If those two can get it together, why can't the liberal left. I mean really...
General Motors and Chrysler are talking about a merger that will create a monumental change in the North American auto industry. There is discussion about eliminating a large number of their car lines, including the perennial favourites Pontiac and Buick.
This is of course in response to the lazy and arrogant way that the Big 3 North American auto makers have been acting since...well since Henry Ford let you have one colour on your Model-T. Even though they saw international auto makers Toyota, Honda etc. moving up fast to overtake the market, they just kept pumping out cars that no one really wanted. When the world was going into the realization phase of the climate change crisis we are gripped with today, and other car makers were going to improved fuel efficiency and hybrid cars, the Big 3 were pumping out Hummers, bigger and bigger trucks, and muscle cars from the glory years.
GM and Chrysler realize that their competition is no longer within the Big 3, but now on an international stage. In Canada, particularly southern Ontario, we see the auto working jobs dominated by Toyota and Honda, and we can no longer say that we need to buy North American -- Buy From Your Neighbours -- because our neighbours are making Toyotas.
To survive these companies have to get leaner, meaner and more responsive to the market. They can't rely on the loyalty of past generations, when it is the real world marketplace that is driving decision-making. I buy Pontiacs because that is what my brother-in-law sells, but I like to look at the Nissans.
So, if these foes of ages past can get together and realize that they are more alike than enemies, why can't the parties of the Canadian left get it together and offer us a unified voice? This would require that a lot of egos disappear and that the parties, and their peons, get out of the way and allow Canada to become the number one goal.

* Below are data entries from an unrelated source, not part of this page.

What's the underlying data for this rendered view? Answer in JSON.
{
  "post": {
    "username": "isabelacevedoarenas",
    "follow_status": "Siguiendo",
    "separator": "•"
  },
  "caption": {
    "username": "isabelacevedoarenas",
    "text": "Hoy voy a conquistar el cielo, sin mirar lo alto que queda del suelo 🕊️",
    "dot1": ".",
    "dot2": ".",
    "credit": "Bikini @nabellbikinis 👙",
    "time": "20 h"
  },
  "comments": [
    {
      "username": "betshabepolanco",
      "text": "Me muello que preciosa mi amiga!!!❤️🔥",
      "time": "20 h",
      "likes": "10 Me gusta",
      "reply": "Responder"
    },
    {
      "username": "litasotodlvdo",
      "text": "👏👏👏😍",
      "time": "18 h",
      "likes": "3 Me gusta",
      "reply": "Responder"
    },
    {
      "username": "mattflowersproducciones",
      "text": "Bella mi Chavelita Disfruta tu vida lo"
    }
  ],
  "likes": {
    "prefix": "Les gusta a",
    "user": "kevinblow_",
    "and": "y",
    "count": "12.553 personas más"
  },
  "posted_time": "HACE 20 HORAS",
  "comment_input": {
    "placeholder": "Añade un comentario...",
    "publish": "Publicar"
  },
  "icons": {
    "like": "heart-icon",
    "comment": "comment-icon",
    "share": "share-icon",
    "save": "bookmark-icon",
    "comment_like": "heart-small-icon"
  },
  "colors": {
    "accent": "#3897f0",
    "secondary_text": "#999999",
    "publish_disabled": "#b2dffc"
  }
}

The last election proves that although they have the reigns of power, the Conservatives are not the party of choice for the majority of Canadians. Stephan Harper was never going to have a better opportunity than the 2008 federal election to win a majority, and he couldn't pull it off. Now, it might be that he is as arrogant a leader as this county has ever produced, and Canadians saw right through him, but it was more likely that people just didn't buy into their platform...wait, hold on, they didn't have a platform did they...hmmm, maybe that contributed to this....either way, the Conservatives couldn't pull it off.
I am not scared of socialism, I don't have the Cold War perspective on the evils of the Godless Commies and their socialist values. I can see the value in socialized medicine, and I will fight to the end to maintain what the rich elite what to take away from the average Canadians. It's funny, but when you hear the most vicious of the anti-socialist crowd, the old white male, blathering on about how bad the socialist Liberals are, "Particularly under that damn Trudeau," one can't help but laugh. These are the same guys who want an end to socialism, unless of course it means having to pay the real cost for all those drugs that decrease the size of their prostates and lets them pee.
I do not subscribe to an unrealistic approach to running government on the level of the NDP, but I realize that a little socialism is a good thing. I saw John McCain accusing Barack Obama of being a socialist recently, and then when challenged about his support for the multi-billion dollar bank bailouts and nationalization of banks and mortgage companies, he said, (and I'm paraphrasing) "Yeah, but, that was because there was a crisis."
The philosophy being, when in a crisis, go socialist. Socialism is a boogie man and one that we need to gain some perspective on.
The Liberal Party, the NDP and the Green Party of Canada need to get together and create a unified voice which will be the voice of the majority of Canadians. It will require the parties to go out into membership and ask what is important to them -- not how do we win -- but rather, what is important to you, and to the future for your families.
It is time for a change, and the change requires a unified left.